This isn’t the best time to buy a new car. Depending on the make and model, prices are up, selection is down, and there are fewer incentives from manufacturers. All the more reasons to make sure that you make the best deal possible.
One of the biggest mistakes car buyers make is to pay attention to only the selling price. It’s true that negotiating a lower selling price can literally save you thousands of dollars. However, there are two other price points to watch out for: the trade value and the interest rate on your loan. If you pay too much for either one of these, you run the risk of paying more than you should on the overall deal. It can also cost you more than what you may have saved by negotiating a great deal on the selling price.
First basic rule: pre-negotiate all aspects of the car deal before you walk into the dealership. The easiest to pre-negotiate is the selling price. Begin on the Internet to find out the Manufacturer’s Suggested Retail Price (MSRP), the dealer’s invoice cost, the dealer’s actual cost, and what other consumers are paying for the same car in your area.
The easiest place to begin is at the top of this page. Click on “New Cars” and follow the links to the vehicle you want, then pricing. You’ll find all the information you need.
One of the current bright spots when buying a new car is the value you stand to receive for your trade. Used car prices are at record highs because there is a shortage of good pre-owned vehicles. This means that most dealers are willing to step-up and offer top dollar for trades.
However, you still need to do your homework. Check out what your vehicle should fetch from a dealer. You may need to talk to more than one dealer to make sure you get the price you want.
Loan interest rate
Second basic rule: get pre-approved on your car loan before walking into the dealership. Not everyone realizes that when you apply for a car loan at the dealership, and depending upon individual state regulations, the dealer can add a few points to the interest rate you qualify for. Although this may not seem like a big deal, over the term of a loan—usually 36, 48, 60, or 72 months—the additional cost can add up to a thousand dollars or more.
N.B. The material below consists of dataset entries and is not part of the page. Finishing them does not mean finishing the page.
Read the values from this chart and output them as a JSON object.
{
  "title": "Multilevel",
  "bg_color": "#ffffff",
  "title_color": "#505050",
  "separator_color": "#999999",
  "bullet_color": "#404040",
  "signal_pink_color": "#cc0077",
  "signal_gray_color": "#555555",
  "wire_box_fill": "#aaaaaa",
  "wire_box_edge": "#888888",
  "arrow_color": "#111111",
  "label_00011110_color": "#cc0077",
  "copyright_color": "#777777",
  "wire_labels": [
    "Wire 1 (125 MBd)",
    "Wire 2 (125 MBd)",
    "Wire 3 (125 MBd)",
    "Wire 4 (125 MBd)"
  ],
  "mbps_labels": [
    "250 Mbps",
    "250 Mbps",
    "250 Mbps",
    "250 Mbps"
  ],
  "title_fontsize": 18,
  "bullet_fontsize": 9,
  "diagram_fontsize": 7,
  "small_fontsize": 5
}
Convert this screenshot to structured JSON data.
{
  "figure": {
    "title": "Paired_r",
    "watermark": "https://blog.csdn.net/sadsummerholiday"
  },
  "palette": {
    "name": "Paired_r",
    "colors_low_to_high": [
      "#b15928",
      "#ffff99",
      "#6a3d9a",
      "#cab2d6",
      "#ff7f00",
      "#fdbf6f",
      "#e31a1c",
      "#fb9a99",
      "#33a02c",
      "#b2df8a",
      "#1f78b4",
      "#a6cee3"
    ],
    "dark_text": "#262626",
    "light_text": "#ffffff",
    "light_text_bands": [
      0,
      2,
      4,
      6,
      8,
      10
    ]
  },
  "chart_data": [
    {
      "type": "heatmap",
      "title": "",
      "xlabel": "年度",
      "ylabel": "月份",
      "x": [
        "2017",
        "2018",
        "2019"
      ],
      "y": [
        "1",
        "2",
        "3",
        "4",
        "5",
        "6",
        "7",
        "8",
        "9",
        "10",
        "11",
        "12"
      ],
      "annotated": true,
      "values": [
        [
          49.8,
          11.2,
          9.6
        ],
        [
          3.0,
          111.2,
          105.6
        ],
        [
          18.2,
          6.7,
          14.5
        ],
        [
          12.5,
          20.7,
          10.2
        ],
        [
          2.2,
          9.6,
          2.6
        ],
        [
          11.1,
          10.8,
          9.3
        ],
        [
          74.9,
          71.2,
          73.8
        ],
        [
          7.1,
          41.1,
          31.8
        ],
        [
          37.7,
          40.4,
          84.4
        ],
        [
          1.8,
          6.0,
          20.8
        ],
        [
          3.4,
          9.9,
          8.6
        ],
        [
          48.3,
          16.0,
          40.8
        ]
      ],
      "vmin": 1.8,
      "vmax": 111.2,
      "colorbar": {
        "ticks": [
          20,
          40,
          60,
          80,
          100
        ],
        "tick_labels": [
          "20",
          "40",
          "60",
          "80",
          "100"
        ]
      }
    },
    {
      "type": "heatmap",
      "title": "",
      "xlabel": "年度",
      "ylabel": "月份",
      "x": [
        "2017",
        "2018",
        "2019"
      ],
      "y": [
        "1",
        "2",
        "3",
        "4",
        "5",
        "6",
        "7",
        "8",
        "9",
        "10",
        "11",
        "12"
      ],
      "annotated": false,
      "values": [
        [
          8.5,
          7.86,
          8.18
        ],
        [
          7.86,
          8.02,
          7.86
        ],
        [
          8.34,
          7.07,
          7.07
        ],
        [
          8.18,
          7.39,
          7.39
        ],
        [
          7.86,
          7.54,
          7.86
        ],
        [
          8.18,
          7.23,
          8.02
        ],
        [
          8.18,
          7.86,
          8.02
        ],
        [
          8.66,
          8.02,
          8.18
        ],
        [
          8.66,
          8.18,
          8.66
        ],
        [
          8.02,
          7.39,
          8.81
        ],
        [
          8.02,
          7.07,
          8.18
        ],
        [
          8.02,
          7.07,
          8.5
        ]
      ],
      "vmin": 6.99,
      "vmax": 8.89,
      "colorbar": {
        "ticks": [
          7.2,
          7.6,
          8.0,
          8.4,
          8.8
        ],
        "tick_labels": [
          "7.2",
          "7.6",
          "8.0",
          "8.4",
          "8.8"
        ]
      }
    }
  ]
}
Knowing your credit score is not enough. Being pre-approved at a bank, credit union, or online lender allows you to know the exact interest rate you qualify for. With that knowledge in hand it’s possible to safely apply for a loan at the dealership. If the dealer won’t match or beat the rate you’ve already received, stay with the pre-negotiated rate.
Savvy car buyers can easily save $1,000 to $2,000 on the selling price of the new vehicle they’re purchasing. However, you can lose that much or more if you don’t successfully negotiate your trade’s value or the interest rate on the car loan.
Also, remember that the best deals are made when you pre-negotiate all three—selling price, trade value, and loan interest rate—prior to walking into the dealership.